Se a intenção do autor foi, realmente, a de colocar o problema agrário “em fraldas de camisa e ao alcance de todas as burrices”, como ele mesmo afirmou, Zé Brasil realmente acendeu a luta política. A reação se prenunciou. Logo após seu lançamento, o livreto foi apreendido, em rumorosas diligências policiais. Segundo nos atesta Cavalheiro, Monteiro Lobato exultou com esse fato, pois assim respondeu ao primeiro repórter que o procurou:
Para um escritor nada melhor que as iras da Polícia, do que o veto da Igreja, do que a condenação dos pseudomoralistas. Possuo uma experiência significativa.
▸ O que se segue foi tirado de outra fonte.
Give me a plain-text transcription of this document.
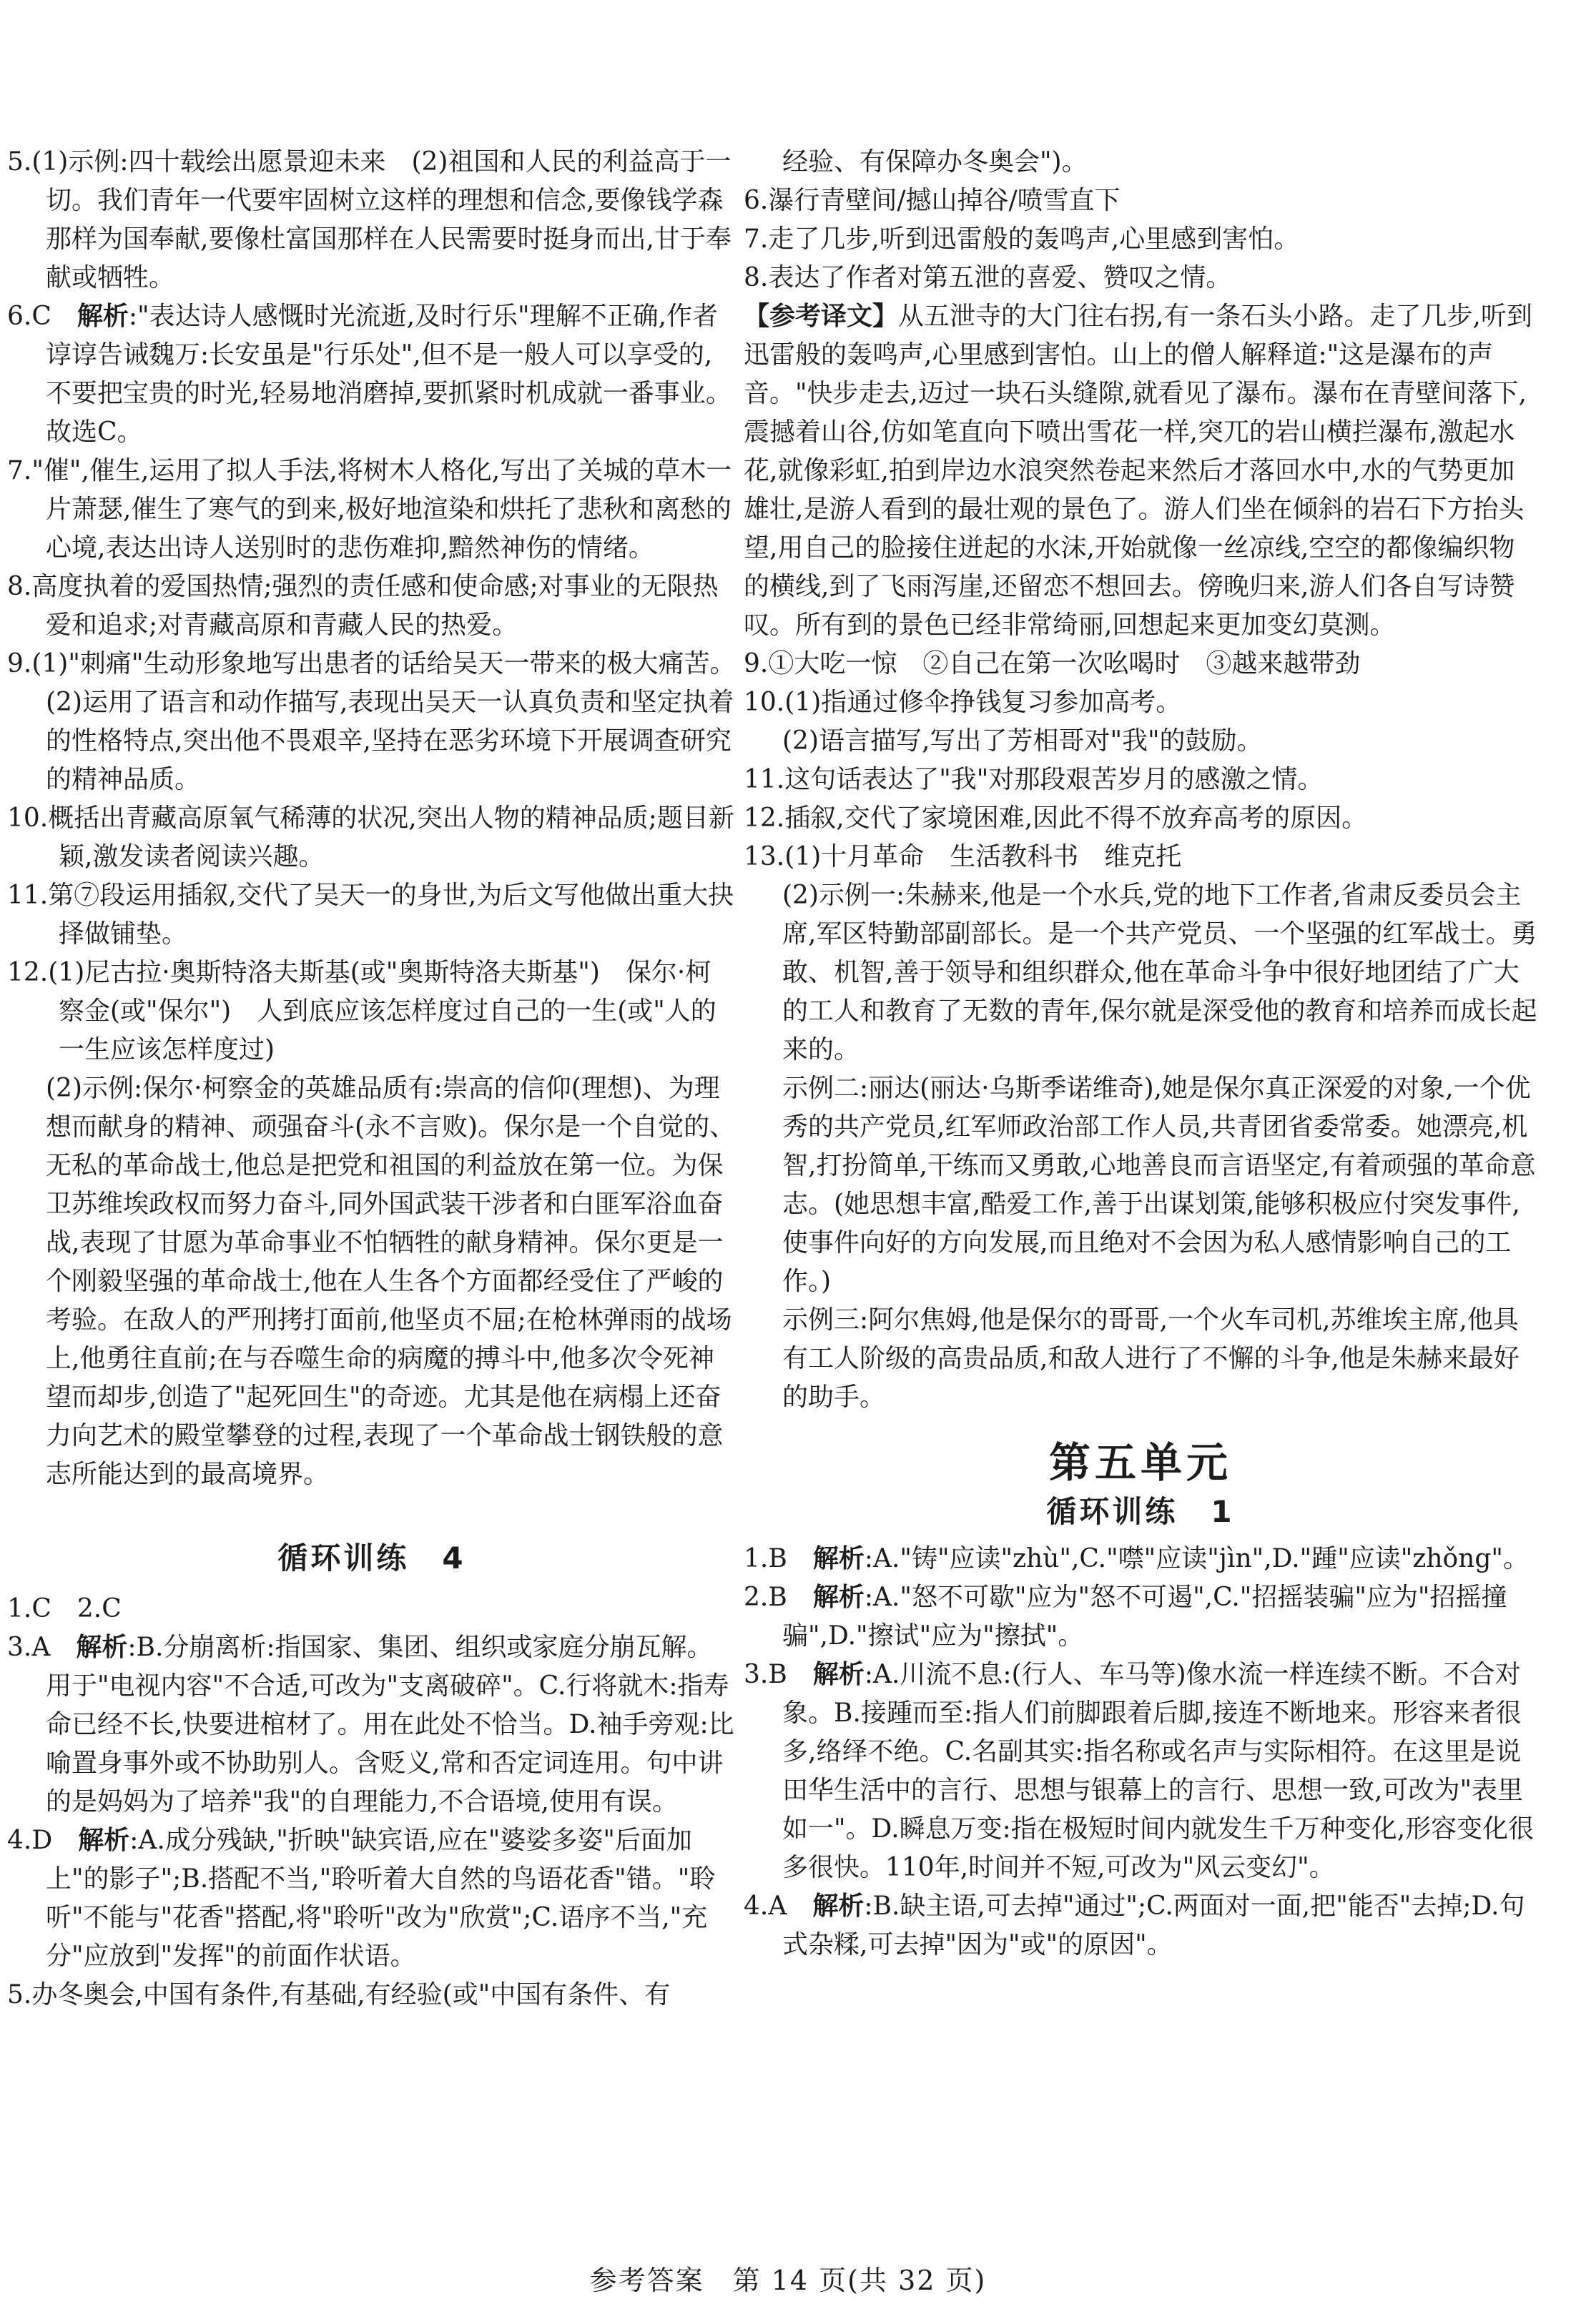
5.(1)示例:四十载绘出愿景迎未来　(2)祖国和人民的利益高于一切。我们青年一代要牢固树立这样的理想和信念,要像钱学森那样为国奉献,要像杜富国那样在人民需要时挺身而出,甘于奉献或牺牲。

6.C　解析:"表达诗人感慨时光流逝,及时行乐"理解不正确,作者谆谆告诫魏万:长安虽是"行乐处",但不是一般人可以享受的,不要把宝贵的时光,轻易地消磨掉,要抓紧时机成就一番事业。故选C。

7."催",催生,运用了拟人手法,将树木人格化,写出了关城的草木一片萧瑟,催生了寒气的到来,极好地渲染和烘托了悲秋和离愁的心境,表达出诗人送别时的悲伤难抑,黯然神伤的情绪。

8.高度执着的爱国热情;强烈的责任感和使命感;对事业的无限热爱和追求;对青藏高原和青藏人民的热爱。

9.(1)"刺痛"生动形象地写出患者的话给吴天一带来的极大痛苦。(2)运用了语言和动作描写,表现出吴天一认真负责和坚定执着的性格特点,突出他不畏艰辛,坚持在恶劣环境下开展调查研究的精神品质。

10.概括出青藏高原氧气稀薄的状况,突出人物的精神品质;题目新颖,激发读者阅读兴趣。

11.第⑦段运用插叙,交代了吴天一的身世,为后文写他做出重大抉择做铺垫。

12.(1)尼古拉·奥斯特洛夫斯基(或"奥斯特洛夫斯基")　保尔·柯察金(或"保尔")　人到底应该怎样度过自己的一生(或"人的一生应该怎样度过)

(2)示例:保尔·柯察金的英雄品质有:崇高的信仰(理想)、为理想而献身的精神、顽强奋斗(永不言败)。保尔是一个自觉的、无私的革命战士,他总是把党和祖国的利益放在第一位。为保卫苏维埃政权而努力奋斗,同外国武装干涉者和白匪军浴血奋战,表现了甘愿为革命事业不怕牺牲的献身精神。保尔更是一个刚毅坚强的革命战士,他在人生各个方面都经受住了严峻的考验。在敌人的严刑拷打面前,他坚贞不屈;在枪林弹雨的战场上,他勇往直前;在与吞噬生命的病魔的搏斗中,他多次令死神望而却步,创造了"起死回生"的奇迹。尤其是他在病榻上还奋力向艺术的殿堂攀登的过程,表现了一个革命战士钢铁般的意志所能达到的最高境界。

循环训练　4

1.C　2.C

3.A　解析:B.分崩离析:指国家、集团、组织或家庭分崩瓦解。用于"电视内容"不合适,可改为"支离破碎"。C.行将就木:指寿命已经不长,快要进棺材了。用在此处不恰当。D.袖手旁观:比喻置身事外或不协助别人。含贬义,常和否定词连用。句中讲的是妈妈为了培养"我"的自理能力,不合语境,使用有误。

4.D　解析:A.成分残缺,"折映"缺宾语,应在"婆娑多姿"后面加上"的影子";B.搭配不当,"聆听着大自然的鸟语花香"错。"聆听"不能与"花香"搭配,将"聆听"改为"欣赏";C.语序不当,"充分"应放到"发挥"的前面作状语。

5.办冬奥会,中国有条件,有基础,有经验(或"中国有条件、有

经验、有保障办冬奥会")。

6.瀑行青壁间/撼山掉谷/喷雪直下

7.走了几步,听到迅雷般的轰鸣声,心里感到害怕。

8.表达了作者对第五泄的喜爱、赞叹之情。

【参考译文】从五泄寺的大门往右拐,有一条石头小路。走了几步,听到迅雷般的轰鸣声,心里感到害怕。山上的僧人解释道:"这是瀑布的声音。"快步走去,迈过一块石头缝隙,就看见了瀑布。瀑布在青壁间落下,震撼着山谷,仿如笔直向下喷出雪花一样,突兀的岩山横拦瀑布,激起水花,就像彩虹,拍到岸边水浪突然卷起来然后才落回水中,水的气势更加雄壮,是游人看到的最壮观的景色了。游人们坐在倾斜的岩石下方抬头望,用自己的脸接住迸起的水沫,开始就像一丝凉线,空空的都像编织物的横线,到了飞雨泻崖,还留恋不想回去。傍晚归来,游人们各自写诗赞叹。所有到的景色已经非常绮丽,回想起来更加变幻莫测。

9.①大吃一惊　②自己在第一次吆喝时　③越来越带劲

10.(1)指通过修伞挣钱复习参加高考。

(2)语言描写,写出了芳相哥对"我"的鼓励。

11.这句话表达了"我"对那段艰苦岁月的感激之情。

12.插叙,交代了家境困难,因此不得不放弃高考的原因。

13.(1)十月革命　生活教科书　维克托

(2)示例一:朱赫来,他是一个水兵,党的地下工作者,省肃反委员会主席,军区特勤部副部长。是一个共产党员、一个坚强的红军战士。勇敢、机智,善于领导和组织群众,他在革命斗争中很好地团结了广大的工人和教育了无数的青年,保尔就是深受他的教育和培养而成长起来的。

示例二:丽达(丽达·乌斯季诺维奇),她是保尔真正深爱的对象,一个优秀的共产党员,红军师政治部工作人员,共青团省委常委。她漂亮,机智,打扮简单,干练而又勇敢,心地善良而言语坚定,有着顽强的革命意志。(她思想丰富,酷爱工作,善于出谋划策,能够积极应付突发事件,使事件向好的方向发展,而且绝对不会因为私人感情影响自己的工作。)

示例三:阿尔焦姆,他是保尔的哥哥,一个火车司机,苏维埃主席,他具有工人阶级的高贵品质,和敌人进行了不懈的斗争,他是朱赫来最好的助手。

第五单元
循环训练　1

1.B　解析:A."铸"应读"zhù",C."噤"应读"jìn",D."踵"应读"zhǒng"。

2.B　解析:A."怒不可歇"应为"怒不可遏",C."招摇装骗"应为"招摇撞骗",D."擦试"应为"擦拭"。

3.B　解析:A.川流不息:(行人、车马等)像水流一样连续不断。不合对象。B.接踵而至:指人们前脚跟着后脚,接连不断地来。形容来者很多,络绎不绝。C.名副其实:指名称或名声与实际相符。在这里是说田华生活中的言行、思想与银幕上的言行、思想一致,可改为"表里如一"。D.瞬息万变:指在极短时间内就发生千万种变化,形容变化很多很快。110年,时间并不短,可改为"风云变幻"。

4.A　解析:B.缺主语,可去掉"通过";C.两面对一面,把"能否"去掉;D.句式杂糅,可去掉"因为"或"的原因"。

参考答案　第 14 页(共 32 页)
Tinha razão, pois o folheto passou a ser muito procurado, mas procurado por quem? Pela população urbana, curiosa sobre a exótica população rural, ou pela própria população rural, tocada pela noção da necessidade de compreender seus problemas? Muito provavelmente pela urbana, pois, se considerarmos a taxa de analfabetismo no campo, nesse período, e o ainda incipiente sistema de distribuição de livros, constataremos que essa é a hipótese mais viável; no entanto, precisa ser melhor investigada.
Livreto, folheto ou simplesmente texto? A classificação de Zé Brasil também é uma questão delicada, diretamente relacionada ao seu conteúdo e à intenção de seu autor.
Em Zé Brasil, Monteiro Lobato afirma que “Falta uma boa distribuição das terras, de modo que se acabe com isto de uns terem tudo e a grande maioria não ter nada.” (p. 19)
A ação de Lobato é o “resultado da tensão entre os objetivos perseguidos por ele e as condições de conjuntura e de estrutura do País – conjunturas e estruturas foram possibilidades e limitações à ação”. E sua ação se realizava, primordialmente em seus livros, em suas obras. Ele via os livros como pontos inspiradores para novas interrogações, nunca como instrumentos de imposição de juízos definitivos.
Em suma, ainda que tenha exposto o problema do homem do campo e a questão da reforma agrária, ele mantinha e reafirmava a visão do homem rural – o camponês como um sujeito à margem da História – não inserido socialmente. Nesse sentido, em vez de regenerar a figura do camponês, ele reforça a idéia de que este necessita de uma vanguarda, de um líder, de um herói (nesse caso, representado por Prestes) que leve a consciência até esse homem, generalizado na figura do Zé Brasil, ou, antes, na do Jeca Tatu. Assim, além de esvaziar a possibilidade de consciência política na área rural, reafirma a idéia do campo como o local do ócio, da miserabilidade, da incapacidade do homem do campo refletir e solucionar seus próprios problemas.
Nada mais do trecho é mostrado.